Campbell not only worked to support Black individuals in getting mental health treatment, but acknowledged and sympathized with the fact that being part of a minority largely exacerbates the difficulty of having any type of mental illness. 

[Related: Bebe Moore Campbell Was the Champion for Mental Health We Need Right Now]

Mental Health America details a number of the barriers to care that the African American population faces when it comes to mental health services:

  • Stigma associated with mental illness
  • Distrust of the health care system 
  • Lack of providers from diverse racial/ethnic backgrounds 
  • Lack of culturally competent providers 
  • Lack of insurance, underinsurance 

These barriers are only a few of the many that Campbell witnessed during her time working in mental health advocacy. An important aspect of Blackness and mental health that she addressed is the fact that racism is trauma.

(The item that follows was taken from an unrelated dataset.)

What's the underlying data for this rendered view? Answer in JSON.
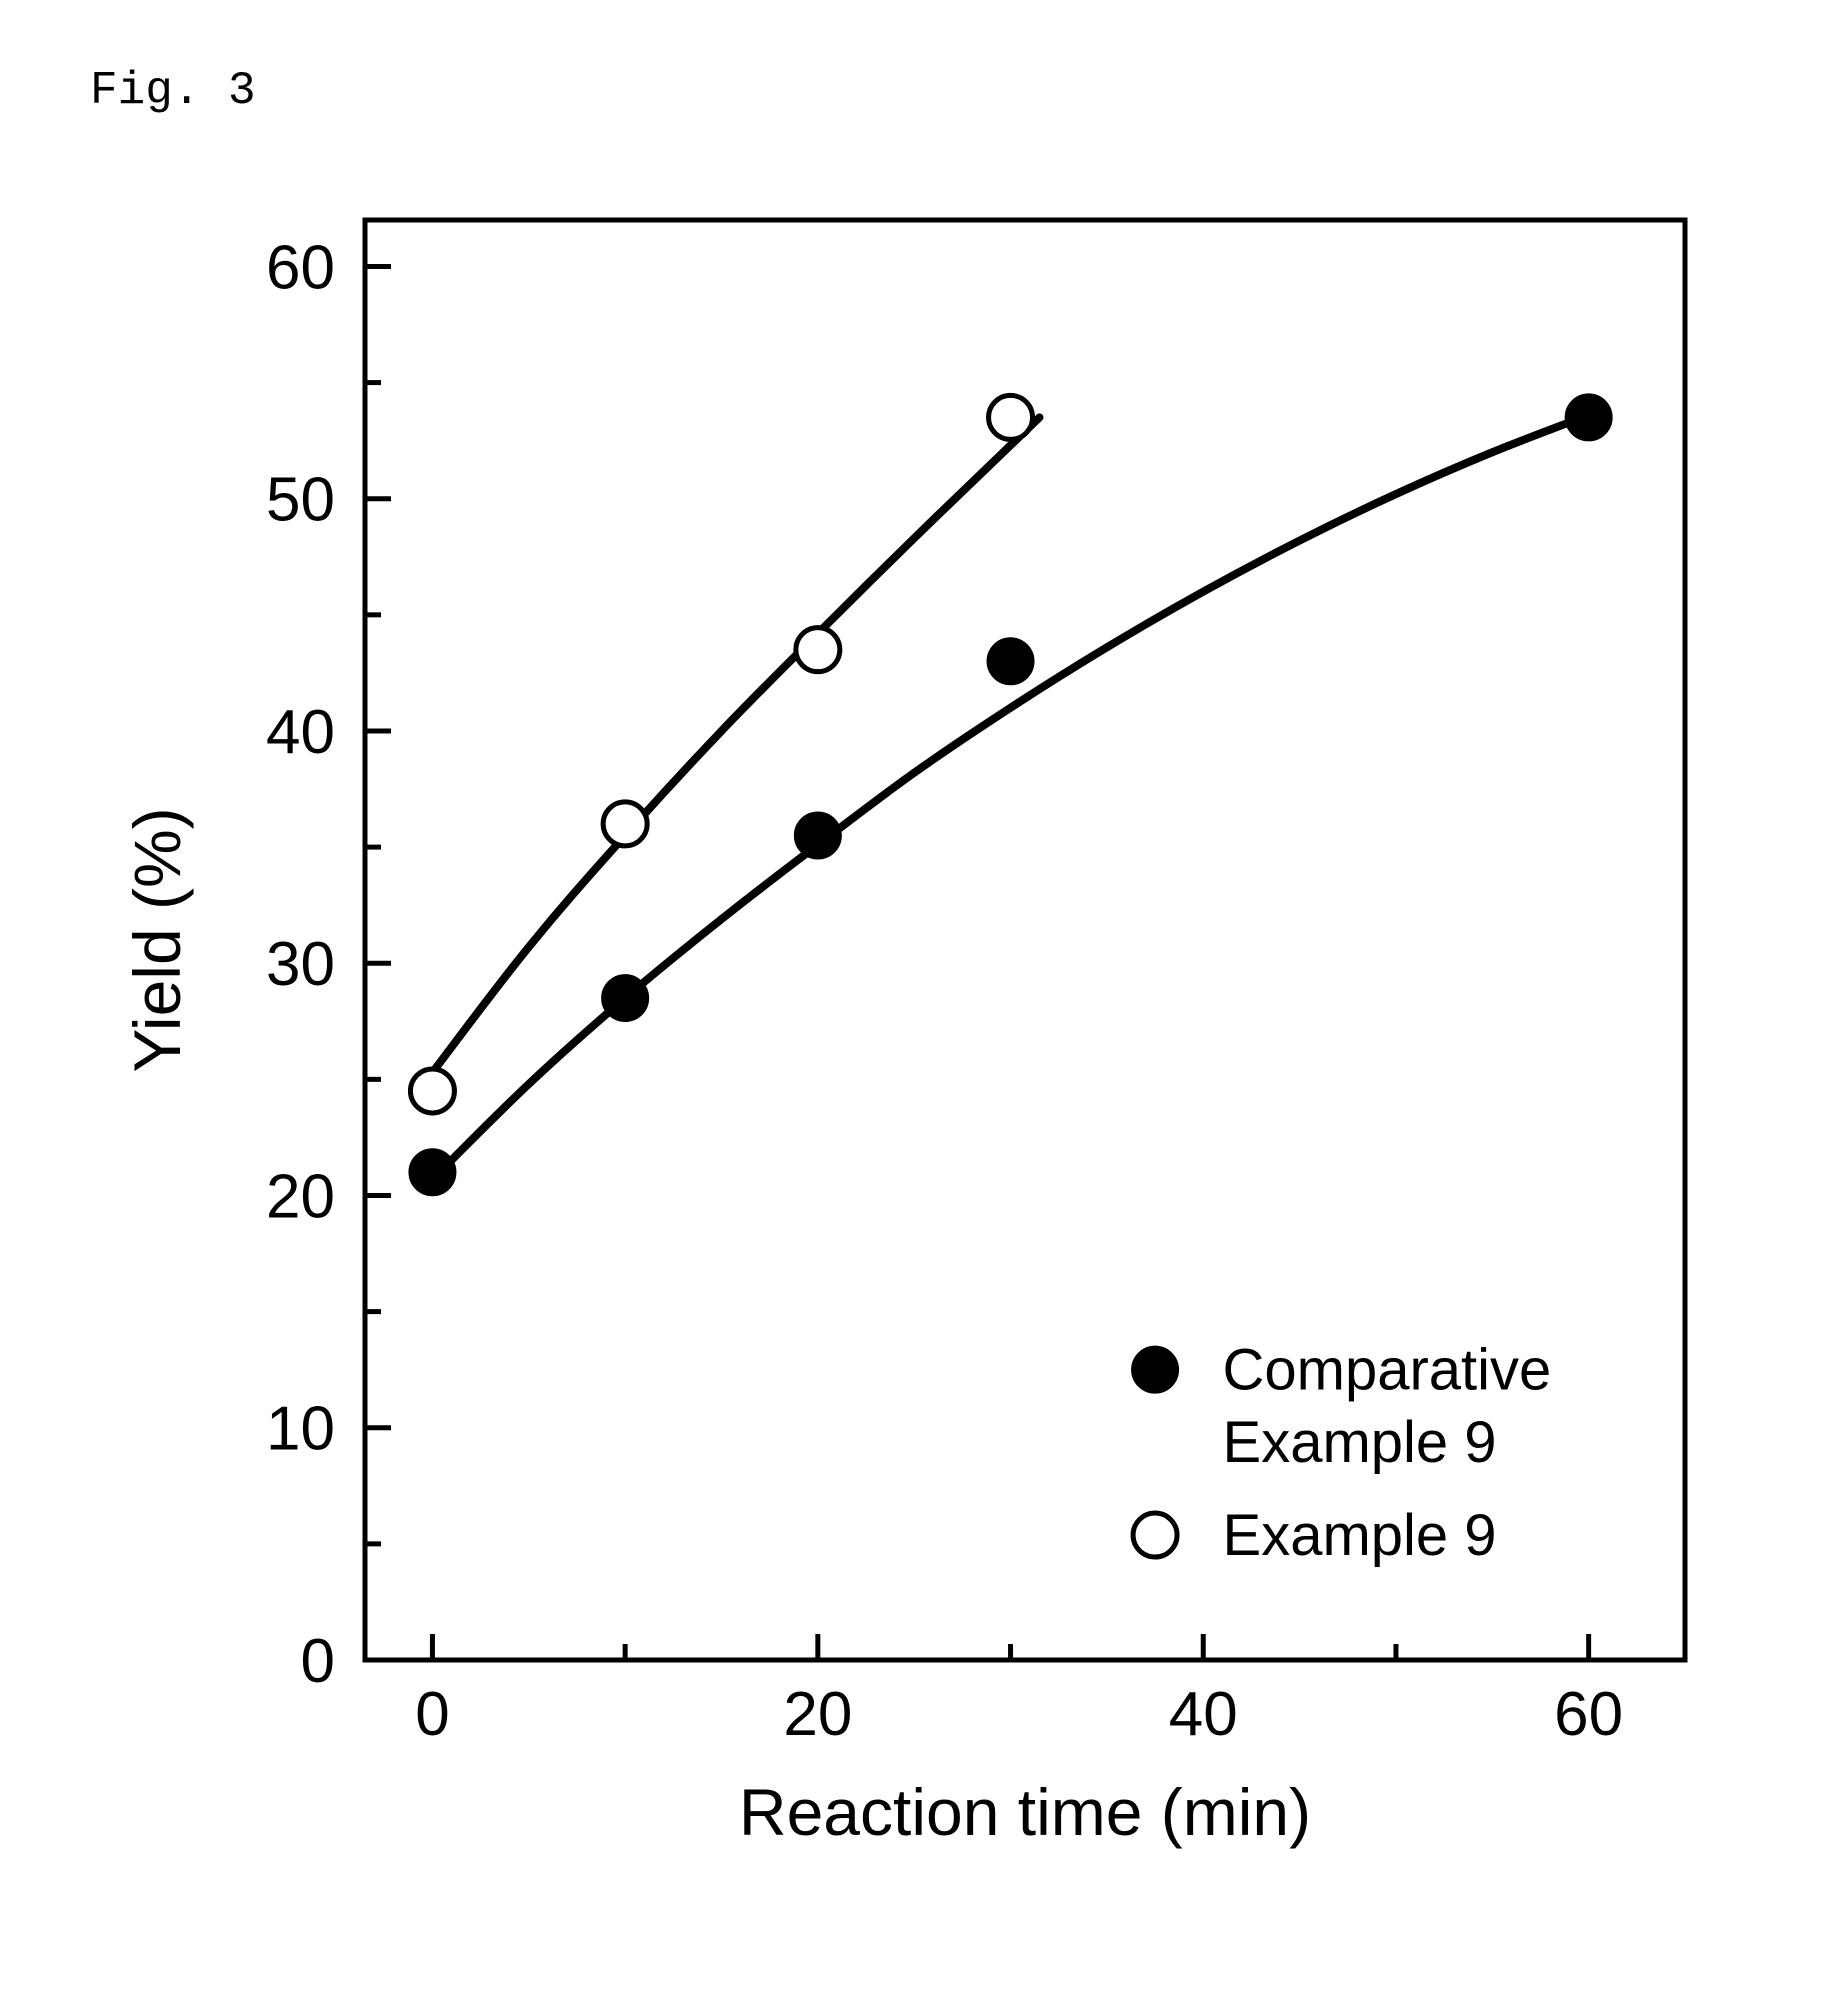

That being said, aside from the actual mental illnesses many minorities face, every person of color inevitability deals with the trauma that coincides with racism. 

In Campbell’s novel, “Brothers and Sisters,” she wrote: “My color is my joy and not my burden.”

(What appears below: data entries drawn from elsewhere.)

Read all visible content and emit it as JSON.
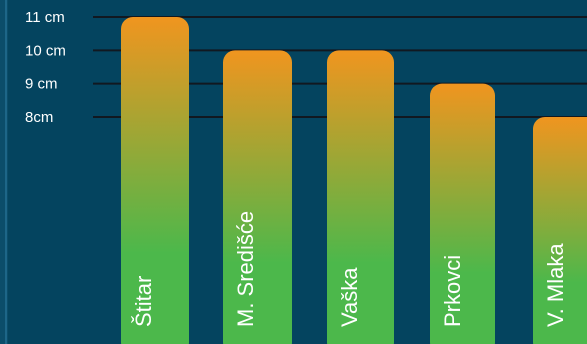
{
  "chart_data": {
    "type": "bar",
    "title": "",
    "xlabel": "",
    "ylabel": "",
    "categories": [
      "Štitar",
      "M. Središće",
      "Vaška",
      "Prkovci",
      "V. Mlaka"
    ],
    "values": [
      11,
      10,
      10,
      9,
      8
    ],
    "ticks": [
      {
        "value": 11,
        "label": "11 cm"
      },
      {
        "value": 10,
        "label": "10 cm"
      },
      {
        "value": 9,
        "label": "9 cm"
      },
      {
        "value": 8,
        "label": "8cm"
      }
    ],
    "grid": true,
    "colors": {
      "background": "#04445f",
      "bar_top": "#f0951f",
      "bar_bottom": "#4cb84b",
      "gridline": "#111820",
      "text": "#ffffff"
    }
  }
}
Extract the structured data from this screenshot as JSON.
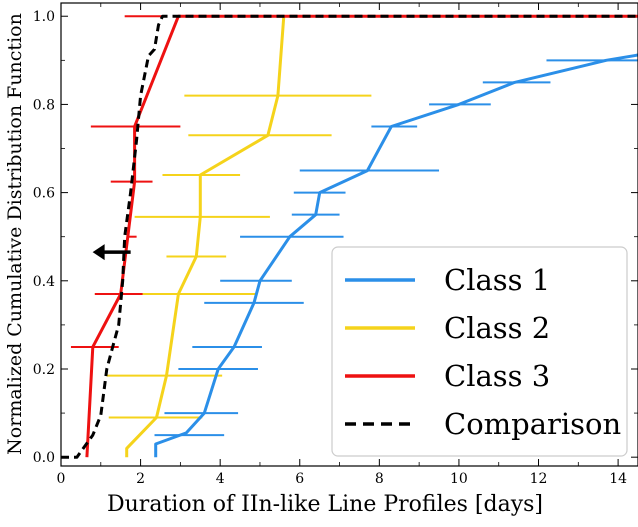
{
  "chart_data": {
    "type": "line",
    "title": "",
    "xlabel": "Duration of IIn-like Line Profiles [days]",
    "ylabel": "Normalized Cumulative Distribution Function",
    "xlim": [
      0,
      14.5
    ],
    "ylim": [
      -0.02,
      1.03
    ],
    "xticks": [
      0,
      2,
      4,
      6,
      8,
      10,
      12,
      14
    ],
    "yticks": [
      0.0,
      0.2,
      0.4,
      0.6,
      0.8,
      1.0
    ],
    "xtick_labels": [
      "0",
      "2",
      "4",
      "6",
      "8",
      "10",
      "12",
      "14"
    ],
    "ytick_labels": [
      "0.0",
      "0.2",
      "0.4",
      "0.6",
      "0.8",
      "1.0"
    ],
    "legend_position": "lower-right",
    "annotations": [
      {
        "kind": "left-arrow",
        "meaning": "upper limit",
        "x": 1.75,
        "y": 0.465
      }
    ],
    "series": [
      {
        "name": "Class 1",
        "color": "#2b8fe8",
        "style": "solid",
        "points": [
          [
            2.38,
            0.0
          ],
          [
            2.38,
            0.03
          ],
          [
            3.15,
            0.055
          ],
          [
            3.6,
            0.1
          ],
          [
            3.95,
            0.2
          ],
          [
            4.35,
            0.25
          ],
          [
            4.85,
            0.35
          ],
          [
            5.0,
            0.4
          ],
          [
            5.75,
            0.5
          ],
          [
            6.4,
            0.55
          ],
          [
            6.5,
            0.6
          ],
          [
            7.7,
            0.65
          ],
          [
            8.3,
            0.75
          ],
          [
            10.0,
            0.8
          ],
          [
            11.4,
            0.85
          ],
          [
            13.7,
            0.9
          ],
          [
            14.5,
            0.912
          ]
        ],
        "error_bars": [
          {
            "y": 0.05,
            "xmin": 2.35,
            "xmax": 4.1
          },
          {
            "y": 0.1,
            "xmin": 2.6,
            "xmax": 4.45
          },
          {
            "y": 0.2,
            "xmin": 2.95,
            "xmax": 4.95
          },
          {
            "y": 0.25,
            "xmin": 3.3,
            "xmax": 5.05
          },
          {
            "y": 0.35,
            "xmin": 3.6,
            "xmax": 6.1
          },
          {
            "y": 0.4,
            "xmin": 4.0,
            "xmax": 5.8
          },
          {
            "y": 0.5,
            "xmin": 4.5,
            "xmax": 7.1
          },
          {
            "y": 0.55,
            "xmin": 5.8,
            "xmax": 7.0
          },
          {
            "y": 0.6,
            "xmin": 5.85,
            "xmax": 7.15
          },
          {
            "y": 0.65,
            "xmin": 6.0,
            "xmax": 9.5
          },
          {
            "y": 0.75,
            "xmin": 7.8,
            "xmax": 8.95
          },
          {
            "y": 0.8,
            "xmin": 9.25,
            "xmax": 10.8
          },
          {
            "y": 0.85,
            "xmin": 10.6,
            "xmax": 12.3
          },
          {
            "y": 0.9,
            "xmin": 12.2,
            "xmax": 15.0
          }
        ]
      },
      {
        "name": "Class 2",
        "color": "#f5d31b",
        "style": "solid",
        "points": [
          [
            1.65,
            0.0
          ],
          [
            1.65,
            0.02
          ],
          [
            2.4,
            0.09
          ],
          [
            2.65,
            0.185
          ],
          [
            2.95,
            0.37
          ],
          [
            3.4,
            0.455
          ],
          [
            3.5,
            0.545
          ],
          [
            3.5,
            0.64
          ],
          [
            5.2,
            0.73
          ],
          [
            5.45,
            0.82
          ],
          [
            5.6,
            1.0
          ]
        ],
        "error_bars": [
          {
            "y": 0.09,
            "xmin": 1.2,
            "xmax": 3.55
          },
          {
            "y": 0.185,
            "xmin": 1.15,
            "xmax": 4.05
          },
          {
            "y": 0.37,
            "xmin": 0.85,
            "xmax": 4.9
          },
          {
            "y": 0.455,
            "xmin": 2.65,
            "xmax": 4.15
          },
          {
            "y": 0.545,
            "xmin": 1.85,
            "xmax": 5.25
          },
          {
            "y": 0.64,
            "xmin": 2.55,
            "xmax": 4.5
          },
          {
            "y": 0.73,
            "xmin": 3.2,
            "xmax": 6.8
          },
          {
            "y": 0.82,
            "xmin": 3.1,
            "xmax": 7.8
          }
        ]
      },
      {
        "name": "Class 3",
        "color": "#ee1111",
        "style": "solid",
        "points": [
          [
            0.65,
            0.0
          ],
          [
            0.8,
            0.25
          ],
          [
            1.5,
            0.37
          ],
          [
            1.85,
            0.625
          ],
          [
            1.85,
            0.75
          ],
          [
            2.95,
            1.0
          ],
          [
            14.5,
            1.0
          ]
        ],
        "error_bars": [
          {
            "y": 0.25,
            "xmin": 0.25,
            "xmax": 1.45
          },
          {
            "y": 0.37,
            "xmin": 0.85,
            "xmax": 2.05
          },
          {
            "y": 0.5,
            "xmin": 1.7,
            "xmax": 1.9
          },
          {
            "y": 0.625,
            "xmin": 1.25,
            "xmax": 2.3
          },
          {
            "y": 0.75,
            "xmin": 0.75,
            "xmax": 3.0
          },
          {
            "y": 1.0,
            "xmin": 1.6,
            "xmax": 2.55
          }
        ]
      },
      {
        "name": "Comparison",
        "color": "#000000",
        "style": "dashed",
        "points": [
          [
            0.0,
            0.0
          ],
          [
            0.4,
            0.0
          ],
          [
            0.8,
            0.05
          ],
          [
            1.0,
            0.095
          ],
          [
            1.15,
            0.2
          ],
          [
            1.3,
            0.25
          ],
          [
            1.45,
            0.3
          ],
          [
            1.55,
            0.4
          ],
          [
            1.6,
            0.5
          ],
          [
            1.75,
            0.6
          ],
          [
            1.9,
            0.72
          ],
          [
            2.0,
            0.82
          ],
          [
            2.2,
            0.91
          ],
          [
            2.35,
            0.925
          ],
          [
            2.45,
            0.98
          ],
          [
            2.55,
            1.0
          ],
          [
            14.5,
            1.0
          ]
        ]
      }
    ]
  }
}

Campbell served as a beacon of hope for the Black community. She did not try to conceal or neglect the multitude of problems Black individuals face; she brought them to light. She celebrated Blackness and asserted hope about the future of American race relations. 

Her Legacy Today

Campbell died of complications from a battle with brain cancer in November 2006. In 2008, the U.S. House of Representative designated July as Bebe Moore Campbell National Minority Mental Health Awareness Month in her honor to enhance public awareness of mental illness among minorities. 

Campbell will forever be remembered as an integral part of the fight for justice for Black Americans in the mental health system. Her legacy is a bountiful source of hope for America’s elimination of the stigmas surrounding mental health. 

“It’s not shameful to have a mental illness. Get treatment. Recovery is possible.”